I was too surprised to keep it to me; I relaxed my hold. The instant I did so the figure, thus released, stood upright like a young birch the wind sets free. The figure looked alive. The hair fell loose, untidily, the puny face wore colour, the eyes had fire in them. I saw that fire. It was a message. Memory stirred faintly in me.

"Ah!" I cried. "I've helped you anyhow a little!"

The scene that followed filled me with such trouble and bewilderment that I cannot recall exactly what occurred. The figure seemed to spit at me, yet not with grace and invitation. There was no sign of gratitude. I was entirely misunderstood, it seemed. Bells rang, as the figure rushed to the door and flung it open. It called aloud; similar, though quite lifeless figures came in answer and filled the room. A doctor—Devonham, they called him—followed them. I was most carefully examined in a dozen curious ways that tickled my skin a little so that I smiled. But I lay quite still and silent, watching the whole performance with a confusion in my being that baffled my comprehending what was going on. Most of the figures were frightened.

Then the doctor gave place to Fillery, whose name has rhythm.

To him I spoke at once:

"I wished to comfort and revive her," I told him. "She is so starved. I was most gentle. She brings a message only."

He made no reply, but gazed at me with the corners of his mouth both twitching, and in his eyes—ah, his eyes had more of the sun in them—a flash of something that had known fire, at least, if it had not kept it.
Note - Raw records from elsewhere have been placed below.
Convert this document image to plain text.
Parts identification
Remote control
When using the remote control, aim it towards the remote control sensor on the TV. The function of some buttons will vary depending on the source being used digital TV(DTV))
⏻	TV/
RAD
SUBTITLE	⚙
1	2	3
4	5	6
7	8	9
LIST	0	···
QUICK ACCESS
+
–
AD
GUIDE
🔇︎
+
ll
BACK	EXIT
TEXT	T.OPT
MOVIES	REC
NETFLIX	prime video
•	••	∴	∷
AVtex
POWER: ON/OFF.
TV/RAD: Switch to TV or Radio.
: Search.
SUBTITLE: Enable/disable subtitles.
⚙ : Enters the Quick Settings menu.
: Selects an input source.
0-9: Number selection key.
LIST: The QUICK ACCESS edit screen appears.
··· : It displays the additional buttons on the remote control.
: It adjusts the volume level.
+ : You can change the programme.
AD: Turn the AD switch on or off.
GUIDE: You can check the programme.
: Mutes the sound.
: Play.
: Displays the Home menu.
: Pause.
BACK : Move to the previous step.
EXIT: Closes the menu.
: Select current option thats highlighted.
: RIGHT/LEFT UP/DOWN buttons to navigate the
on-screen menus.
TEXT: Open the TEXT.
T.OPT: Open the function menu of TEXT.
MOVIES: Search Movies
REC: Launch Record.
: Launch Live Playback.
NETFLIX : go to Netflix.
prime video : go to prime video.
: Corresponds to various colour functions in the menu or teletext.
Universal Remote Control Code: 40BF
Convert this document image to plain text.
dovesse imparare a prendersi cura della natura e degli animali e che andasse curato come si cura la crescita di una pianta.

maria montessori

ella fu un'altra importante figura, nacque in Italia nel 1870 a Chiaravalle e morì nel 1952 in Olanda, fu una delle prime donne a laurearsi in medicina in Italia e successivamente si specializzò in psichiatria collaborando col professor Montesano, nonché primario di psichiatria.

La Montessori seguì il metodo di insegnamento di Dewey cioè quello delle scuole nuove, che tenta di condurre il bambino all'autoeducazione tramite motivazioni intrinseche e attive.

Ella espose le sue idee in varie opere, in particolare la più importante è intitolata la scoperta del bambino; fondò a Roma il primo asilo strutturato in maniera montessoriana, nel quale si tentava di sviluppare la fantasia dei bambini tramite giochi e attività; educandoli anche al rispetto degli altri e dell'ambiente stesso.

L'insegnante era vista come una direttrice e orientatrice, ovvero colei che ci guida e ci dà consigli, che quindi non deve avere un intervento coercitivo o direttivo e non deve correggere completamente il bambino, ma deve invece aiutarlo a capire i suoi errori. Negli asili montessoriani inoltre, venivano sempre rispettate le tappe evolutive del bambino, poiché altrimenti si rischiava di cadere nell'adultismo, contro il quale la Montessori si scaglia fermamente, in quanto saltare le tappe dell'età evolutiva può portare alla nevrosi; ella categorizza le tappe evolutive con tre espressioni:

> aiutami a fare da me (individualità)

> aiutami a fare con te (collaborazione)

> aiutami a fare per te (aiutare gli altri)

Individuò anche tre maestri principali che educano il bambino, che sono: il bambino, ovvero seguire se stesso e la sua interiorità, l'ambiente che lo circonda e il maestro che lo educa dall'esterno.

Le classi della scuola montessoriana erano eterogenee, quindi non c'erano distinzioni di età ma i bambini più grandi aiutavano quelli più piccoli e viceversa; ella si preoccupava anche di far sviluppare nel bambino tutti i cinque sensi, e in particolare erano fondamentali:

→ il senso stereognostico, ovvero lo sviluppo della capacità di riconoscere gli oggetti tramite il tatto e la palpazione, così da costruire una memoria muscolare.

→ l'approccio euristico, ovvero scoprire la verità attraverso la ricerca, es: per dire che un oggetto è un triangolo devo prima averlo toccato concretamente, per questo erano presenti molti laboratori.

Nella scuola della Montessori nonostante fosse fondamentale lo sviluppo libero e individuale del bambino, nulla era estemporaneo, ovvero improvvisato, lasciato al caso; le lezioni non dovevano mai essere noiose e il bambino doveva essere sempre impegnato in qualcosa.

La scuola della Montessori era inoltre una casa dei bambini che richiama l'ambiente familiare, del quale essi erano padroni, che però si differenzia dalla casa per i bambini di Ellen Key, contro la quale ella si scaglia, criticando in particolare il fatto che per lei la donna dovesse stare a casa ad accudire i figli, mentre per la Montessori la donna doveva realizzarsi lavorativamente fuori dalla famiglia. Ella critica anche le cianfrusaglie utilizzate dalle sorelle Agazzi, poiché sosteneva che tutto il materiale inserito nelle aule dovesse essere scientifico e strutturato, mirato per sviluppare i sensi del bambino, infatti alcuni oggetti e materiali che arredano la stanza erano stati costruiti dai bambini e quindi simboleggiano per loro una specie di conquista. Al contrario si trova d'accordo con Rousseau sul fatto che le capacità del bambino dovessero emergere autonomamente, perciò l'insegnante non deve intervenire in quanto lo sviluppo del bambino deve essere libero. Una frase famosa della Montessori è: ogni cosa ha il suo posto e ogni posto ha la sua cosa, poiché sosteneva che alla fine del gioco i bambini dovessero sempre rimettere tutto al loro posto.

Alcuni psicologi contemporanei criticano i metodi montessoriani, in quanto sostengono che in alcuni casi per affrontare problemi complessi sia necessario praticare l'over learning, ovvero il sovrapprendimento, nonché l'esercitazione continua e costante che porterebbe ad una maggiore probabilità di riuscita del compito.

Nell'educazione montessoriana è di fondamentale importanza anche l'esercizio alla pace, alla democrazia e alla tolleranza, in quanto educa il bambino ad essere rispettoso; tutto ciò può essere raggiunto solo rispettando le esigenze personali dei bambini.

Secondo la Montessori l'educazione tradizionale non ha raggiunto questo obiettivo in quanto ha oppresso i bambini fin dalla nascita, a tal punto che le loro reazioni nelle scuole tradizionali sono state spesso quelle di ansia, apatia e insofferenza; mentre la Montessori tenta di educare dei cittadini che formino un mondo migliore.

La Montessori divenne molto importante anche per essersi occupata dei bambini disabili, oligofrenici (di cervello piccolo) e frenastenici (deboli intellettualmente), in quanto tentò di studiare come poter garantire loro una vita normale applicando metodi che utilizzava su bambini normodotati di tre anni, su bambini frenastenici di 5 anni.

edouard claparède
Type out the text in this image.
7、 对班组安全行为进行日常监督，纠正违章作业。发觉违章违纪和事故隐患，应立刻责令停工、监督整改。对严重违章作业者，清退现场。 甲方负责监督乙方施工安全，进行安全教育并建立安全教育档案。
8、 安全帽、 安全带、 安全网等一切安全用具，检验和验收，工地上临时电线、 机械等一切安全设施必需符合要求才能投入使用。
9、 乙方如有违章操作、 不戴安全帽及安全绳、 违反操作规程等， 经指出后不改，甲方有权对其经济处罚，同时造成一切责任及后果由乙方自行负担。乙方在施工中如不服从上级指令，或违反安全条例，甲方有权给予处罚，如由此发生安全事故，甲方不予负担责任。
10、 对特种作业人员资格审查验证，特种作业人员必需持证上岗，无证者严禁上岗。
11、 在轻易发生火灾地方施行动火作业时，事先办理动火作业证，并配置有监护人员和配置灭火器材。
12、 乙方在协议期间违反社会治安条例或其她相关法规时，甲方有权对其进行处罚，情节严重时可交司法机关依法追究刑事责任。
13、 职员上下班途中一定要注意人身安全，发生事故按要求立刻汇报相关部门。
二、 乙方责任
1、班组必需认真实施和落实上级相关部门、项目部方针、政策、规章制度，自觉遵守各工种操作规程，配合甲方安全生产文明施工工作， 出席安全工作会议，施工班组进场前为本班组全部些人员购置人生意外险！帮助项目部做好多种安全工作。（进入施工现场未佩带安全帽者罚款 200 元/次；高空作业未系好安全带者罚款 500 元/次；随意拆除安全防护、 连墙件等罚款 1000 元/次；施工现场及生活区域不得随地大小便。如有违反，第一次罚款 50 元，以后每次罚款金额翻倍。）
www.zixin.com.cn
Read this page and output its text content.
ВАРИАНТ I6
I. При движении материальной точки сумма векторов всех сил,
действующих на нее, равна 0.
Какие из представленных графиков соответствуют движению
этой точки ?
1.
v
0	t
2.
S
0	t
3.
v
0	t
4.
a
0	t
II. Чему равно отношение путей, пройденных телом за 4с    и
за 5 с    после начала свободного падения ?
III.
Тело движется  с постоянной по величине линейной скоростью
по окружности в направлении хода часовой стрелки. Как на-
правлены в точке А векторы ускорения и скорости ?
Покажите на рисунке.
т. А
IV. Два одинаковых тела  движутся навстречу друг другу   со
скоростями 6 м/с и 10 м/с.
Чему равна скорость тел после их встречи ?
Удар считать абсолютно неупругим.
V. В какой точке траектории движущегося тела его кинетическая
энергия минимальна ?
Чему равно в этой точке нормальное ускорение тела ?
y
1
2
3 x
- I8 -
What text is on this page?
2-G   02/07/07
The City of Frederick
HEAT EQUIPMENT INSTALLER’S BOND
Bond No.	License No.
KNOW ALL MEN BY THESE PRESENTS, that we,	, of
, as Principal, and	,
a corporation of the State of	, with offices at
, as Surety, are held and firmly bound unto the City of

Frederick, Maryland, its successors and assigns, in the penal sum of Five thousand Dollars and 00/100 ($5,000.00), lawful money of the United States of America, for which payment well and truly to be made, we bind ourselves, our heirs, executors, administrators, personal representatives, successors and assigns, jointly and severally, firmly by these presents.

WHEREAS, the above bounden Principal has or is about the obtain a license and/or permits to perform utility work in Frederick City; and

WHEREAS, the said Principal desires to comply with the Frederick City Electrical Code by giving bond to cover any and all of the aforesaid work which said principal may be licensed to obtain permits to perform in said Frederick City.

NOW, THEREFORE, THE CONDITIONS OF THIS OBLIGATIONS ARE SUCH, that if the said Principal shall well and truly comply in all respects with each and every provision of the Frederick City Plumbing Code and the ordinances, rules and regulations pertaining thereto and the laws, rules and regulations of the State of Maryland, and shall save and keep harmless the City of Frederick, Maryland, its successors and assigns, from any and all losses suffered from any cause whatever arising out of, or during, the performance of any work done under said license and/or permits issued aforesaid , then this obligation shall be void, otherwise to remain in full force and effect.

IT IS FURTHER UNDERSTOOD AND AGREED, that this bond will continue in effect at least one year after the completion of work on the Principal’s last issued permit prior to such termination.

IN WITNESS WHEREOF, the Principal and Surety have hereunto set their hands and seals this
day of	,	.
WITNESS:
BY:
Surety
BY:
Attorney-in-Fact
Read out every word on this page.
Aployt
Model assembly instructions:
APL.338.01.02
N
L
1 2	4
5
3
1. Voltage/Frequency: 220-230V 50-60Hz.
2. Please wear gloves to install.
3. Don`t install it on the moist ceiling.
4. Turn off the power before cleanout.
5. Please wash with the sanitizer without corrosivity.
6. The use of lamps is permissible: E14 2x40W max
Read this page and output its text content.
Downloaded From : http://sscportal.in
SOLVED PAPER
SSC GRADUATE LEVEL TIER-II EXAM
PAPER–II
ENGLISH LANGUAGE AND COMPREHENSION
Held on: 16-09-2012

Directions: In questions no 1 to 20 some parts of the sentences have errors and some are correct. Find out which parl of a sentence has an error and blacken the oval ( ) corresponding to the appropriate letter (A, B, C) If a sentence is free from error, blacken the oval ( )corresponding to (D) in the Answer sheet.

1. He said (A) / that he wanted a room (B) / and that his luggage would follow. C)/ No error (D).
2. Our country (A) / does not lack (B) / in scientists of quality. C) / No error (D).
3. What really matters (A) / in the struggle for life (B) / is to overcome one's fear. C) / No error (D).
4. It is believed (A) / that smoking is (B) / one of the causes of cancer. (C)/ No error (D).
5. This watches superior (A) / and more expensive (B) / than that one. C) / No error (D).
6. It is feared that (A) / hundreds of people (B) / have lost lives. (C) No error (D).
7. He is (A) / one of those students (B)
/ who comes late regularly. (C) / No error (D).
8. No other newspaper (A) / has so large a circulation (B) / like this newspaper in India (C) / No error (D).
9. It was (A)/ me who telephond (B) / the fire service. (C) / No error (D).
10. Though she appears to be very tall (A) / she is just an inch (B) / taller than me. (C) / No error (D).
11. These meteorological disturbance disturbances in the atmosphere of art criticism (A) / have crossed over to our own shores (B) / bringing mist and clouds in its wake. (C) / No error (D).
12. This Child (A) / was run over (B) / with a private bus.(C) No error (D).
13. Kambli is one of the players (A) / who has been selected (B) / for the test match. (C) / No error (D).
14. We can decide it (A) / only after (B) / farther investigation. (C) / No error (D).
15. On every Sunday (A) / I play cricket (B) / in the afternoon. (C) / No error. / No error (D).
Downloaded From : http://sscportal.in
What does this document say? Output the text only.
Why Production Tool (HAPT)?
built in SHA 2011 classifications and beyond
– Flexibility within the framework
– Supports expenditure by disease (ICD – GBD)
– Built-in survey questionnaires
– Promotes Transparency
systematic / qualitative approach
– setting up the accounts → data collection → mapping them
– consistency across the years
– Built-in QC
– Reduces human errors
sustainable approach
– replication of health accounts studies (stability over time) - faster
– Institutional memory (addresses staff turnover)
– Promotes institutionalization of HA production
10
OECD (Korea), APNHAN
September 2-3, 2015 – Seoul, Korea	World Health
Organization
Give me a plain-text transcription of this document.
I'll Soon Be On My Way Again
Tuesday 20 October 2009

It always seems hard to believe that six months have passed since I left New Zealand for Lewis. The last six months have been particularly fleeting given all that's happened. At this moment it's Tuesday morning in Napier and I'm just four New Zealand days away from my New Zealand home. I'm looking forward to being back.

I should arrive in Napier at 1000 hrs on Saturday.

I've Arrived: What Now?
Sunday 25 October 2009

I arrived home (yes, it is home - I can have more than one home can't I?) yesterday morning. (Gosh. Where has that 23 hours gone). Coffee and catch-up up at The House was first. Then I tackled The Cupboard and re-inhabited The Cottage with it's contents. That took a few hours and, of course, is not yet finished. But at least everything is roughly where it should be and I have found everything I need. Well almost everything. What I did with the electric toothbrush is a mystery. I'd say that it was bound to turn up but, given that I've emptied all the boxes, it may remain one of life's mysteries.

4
"My God! I worship thee," I murmured at the glimpse of the Power I must own as Master and creator of my being. "Even when thou art playful, I adore thee and obey."

Then four other figures, shaped like the doctor but wholly mechanical, a mere blind weight operating through them, held my arms and legs. Not the least desire to move was in me luckily. I say "luckily," because, had I wished it, I could have flung them through the roof, blown down the little walls, caught up a dozen figures in my arms, and rushed forth with them towards the Powers of Fire and Wind to which I belonged.

Could I? I felt that I could. The sight of the true fire, small though it was, in the comely figure's and the doctor's eyes, had set me in touch again with my home and origin. This touch I had somehow lost; I had been "ill," with what they called nervous disorder and injured reason. The lost touch was now restored. But, luckily, as I said, there was no desire in me to set free these other figures, to help them in any way, after the reception my first kindly effort had experienced. I lay quite still, held by these four grotesque and puny mechanisms. The comely one, with the others similar to her, had withdrawn. I felt very kindly towards them all, but especially towards the doctor, Fillery, who had shown that he knew my deity and origin. None of them were worth much trouble, anyhow. I felt that too. A mild, sweet-toned contempt was in me.